In theory, all of the money you put in as a down payment goes to reduce the size of your home loan. In practice, not all of the money you bring to cover the closing on a home purchase will be counted toward paying down the loan. Go over the numbers with your mortgage lender before closing on the home to find out what will happen with the money you initially planned to be your down payment.
Down Payment Basics
The basic down payment math involves subtracting the amount you want to put down from the home's selling price to get the starting loan balance. For example, you agree to buy a home for $200,000 and want to put 10 percent, or $20,000, down. After the down payment, the loan would be $180,000. Put less money down, you start out with a larger mortgage loan; a bigger down payment results in a smaller starting loan amount.
Add in Closing Costs
Your planned down payment is not the only money you need to pay when you close the deal on a home purchase.
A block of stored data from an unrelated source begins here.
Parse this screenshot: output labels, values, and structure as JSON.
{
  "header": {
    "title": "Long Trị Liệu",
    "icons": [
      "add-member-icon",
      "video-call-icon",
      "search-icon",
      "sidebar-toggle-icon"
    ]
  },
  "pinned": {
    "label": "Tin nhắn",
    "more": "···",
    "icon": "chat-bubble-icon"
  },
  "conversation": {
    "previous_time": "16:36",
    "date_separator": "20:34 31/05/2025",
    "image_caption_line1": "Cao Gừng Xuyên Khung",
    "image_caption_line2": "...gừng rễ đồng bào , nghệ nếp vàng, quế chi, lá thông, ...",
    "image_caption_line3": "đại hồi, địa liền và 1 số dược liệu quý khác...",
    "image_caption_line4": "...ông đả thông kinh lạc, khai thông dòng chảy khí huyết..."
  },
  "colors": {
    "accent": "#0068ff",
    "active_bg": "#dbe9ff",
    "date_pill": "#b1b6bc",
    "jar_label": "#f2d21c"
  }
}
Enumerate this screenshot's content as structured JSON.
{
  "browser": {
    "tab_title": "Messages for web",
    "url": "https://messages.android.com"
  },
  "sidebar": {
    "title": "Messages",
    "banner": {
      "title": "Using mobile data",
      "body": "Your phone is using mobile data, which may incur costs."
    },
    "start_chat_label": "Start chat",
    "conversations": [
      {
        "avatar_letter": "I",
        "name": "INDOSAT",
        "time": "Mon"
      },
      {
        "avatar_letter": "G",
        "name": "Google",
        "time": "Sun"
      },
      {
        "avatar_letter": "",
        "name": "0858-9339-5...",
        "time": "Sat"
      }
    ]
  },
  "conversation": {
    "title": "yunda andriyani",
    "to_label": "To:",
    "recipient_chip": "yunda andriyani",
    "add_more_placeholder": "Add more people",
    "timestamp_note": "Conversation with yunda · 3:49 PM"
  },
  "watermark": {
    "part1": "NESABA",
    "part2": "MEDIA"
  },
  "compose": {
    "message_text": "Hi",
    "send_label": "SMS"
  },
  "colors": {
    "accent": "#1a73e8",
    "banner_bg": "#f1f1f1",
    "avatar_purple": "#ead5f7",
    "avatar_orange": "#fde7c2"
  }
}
The mortgage lender needs to collect additional money to cover costs such as lender fees, title insurance, and escrow money for your taxes and insurance. These closing costs add up to several percent of the loan amount and must be paid when you sign the papers for your new home and new mortgage loan. If the closing costs were $4,000, you'd need to pay $24,000 to end up with a $20,000 down payment against the cost of the home.
Rolling Costs to Loan
If you have a certain amount of cash to put down on a home, the closing costs must first come out of the money you may be thinking of as your down payment. Whatever is left after the costs are paid is your actual down payment and is reflected in the initial loan amount. If you have only $20,000 to get into a home, and the closing costs are $4,000, your actual down payment will be $16,000. This leaves you with an initial loan balance of $184,000 on a $200,000 purchase price.
Example From FHA
The widely used mortgage program insured by the Federal Housing Administration graphically shows what can happen to a planned down payment amount. Through the FHA program, you could buy a home with a down payment as low as 3.5 percent -- as of 2013. You must also pay an up-front mortgage insurance premium of 1.75 percent, which the rules allow you to roll into the loan balance. If you financed your $200,000 home through the FHA, the required down payment would be $7,000, leaving a balance of $193,000. The mortgage insurance premium, though, would be $3,377.50, increasing your loan balance back up to $196,377.50. Your 3.5 percent down payment actually works out to a 1.8 percent reduction on your final loan balance.